The 25-year-old was killed on Feb. 23, 2020.

Jury selection begins Monday for the three Georgia men accused in the death of Ahmaud Arbery, more than a year and a half after he was shot dead while jogging through a neighborhood near his home.

Arbery’s mother, Wanda Cooper-Jones, has long maintained that her son was targeted and killed by the three men, who are white, because of his race.

"I do think that Ahmaud was murdered because he was Black," she said in an interview with CBS This Morning. "He was jogging through a predominantly White neighborhood and he was targeted."

Greg and Travis McMichael, a white father and son, allegedly armed themselves and pursued Arbery, 25, in a pickup truck after seeing him running in their neighborhood outside of Brunswick, Georgia on February 23, 2020. 
Following behind, neighbor William “Roddie” Bryan recorded the incident, taking cellphone video of Travis McMichael shooting Arbery at close range with a shotgun. The pair said they believed Arbery was a burglar.

RELATED: Department Of Justice Indicts Ahmaud Arbery Killers On Hate Crime, Kidnapping Charges

"Everyone that has watched the video simply says that Ahmaud was not doing anything wrong," Cooper-Jones said. 

When asked if she believes an impartial jury can be selected in the three men’s trial, Cooper-Jones admitted she is concerned. 

"I have my concerns, being that the jurors will be picked from this community," she said. "There has been lots of miscommunication in the beginning on what happened on that day, but I'm hopeful that we'll get the right people in the right place to make the right decision."

Immediately following the shooting, the McMichaels and Bryan remained free and were not charged until the Georgia Bureau of Investigation took over the case.
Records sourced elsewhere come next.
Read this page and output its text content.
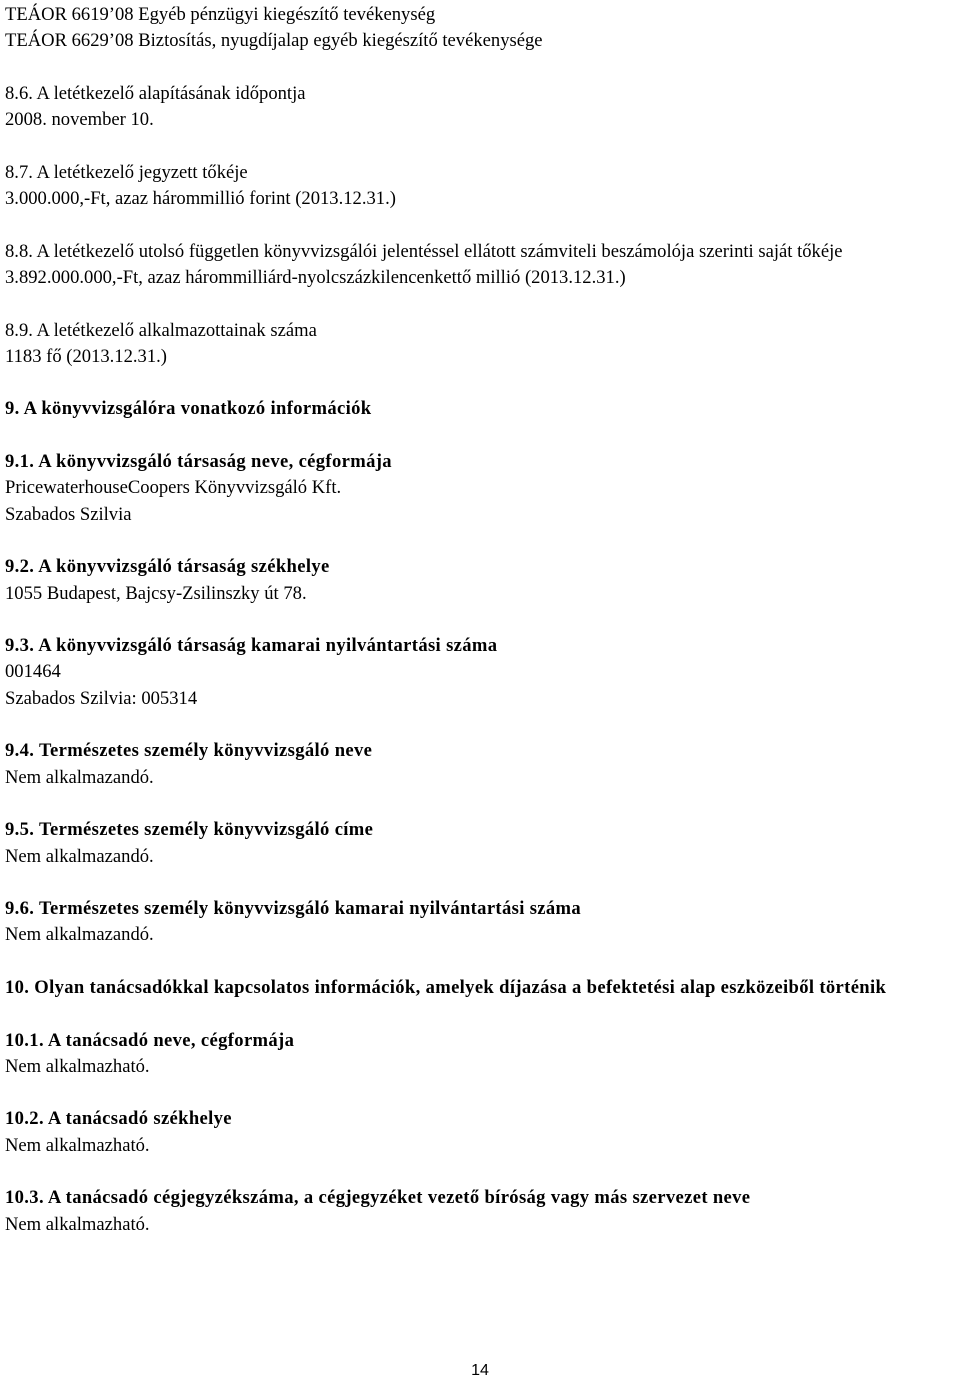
TEÁOR 6619’08 Egyéb pénzügyi kiegészítő tevékenység
TEÁOR 6629’08 Biztosítás, nyugdíjalap egyéb kiegészítő tevékenysége
8.6. A letétkezelő alapításának időpontja
2008. november 10.
8.7. A letétkezelő jegyzett tőkéje
3.000.000,-Ft, azaz hárommillió forint (2013.12.31.)
8.8. A letétkezelő utolsó független könyvvizsgálói jelentéssel ellátott számviteli beszámolója szerinti saját tőkéje
3.892.000.000,-Ft, azaz hárommilliárd-nyolcszázkilencenkettő millió (2013.12.31.)
8.9. A letétkezelő alkalmazottainak száma
1183 fő (2013.12.31.)
9. A könyvvizsgálóra vonatkozó információk
9.1. A könyvvizsgáló társaság neve, cégformája
PricewaterhouseCoopers Könyvvizsgáló Kft.
Szabados Szilvia
9.2. A könyvvizsgáló társaság székhelye
1055 Budapest, Bajcsy-Zsilinszky út 78.
9.3. A könyvvizsgáló társaság kamarai nyilvántartási száma
001464
Szabados Szilvia: 005314
9.4. Természetes személy könyvvizsgáló neve
Nem alkalmazandó.
9.5. Természetes személy könyvvizsgáló címe
Nem alkalmazandó.
9.6. Természetes személy könyvvizsgáló kamarai nyilvántartási száma
Nem alkalmazandó.
10. Olyan tanácsadókkal kapcsolatos információk, amelyek díjazása a befektetési alap eszközeiből történik
10.1. A tanácsadó neve, cégformája
Nem alkalmazható.
10.2. A tanácsadó székhelye
Nem alkalmazható.
10.3. A tanácsadó cégjegyzékszáma, a cégjegyzéket vezető bíróság vagy más szervezet neve
Nem alkalmazható.
14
In May 2020, all three were charged with murder and will face trial beginning Feb. 7, 2022.

Additionally, all three men have been indicted on federal hate crime and attempted kidnapping charges.

Cooper-Jones’ attorney Lee Merritt said the jury "should reflect the diversity of the Brunswick community near where this crime happened."

"Just because you've heard about this case, just because you've developed an opinion of the case, doesn't mean that you can't set that opinion aside and say, 'I can be fair.' And that's the legal standard," he said. 

According to CBS News, jury selection could take more than two weeks as 1,000 people were summoned.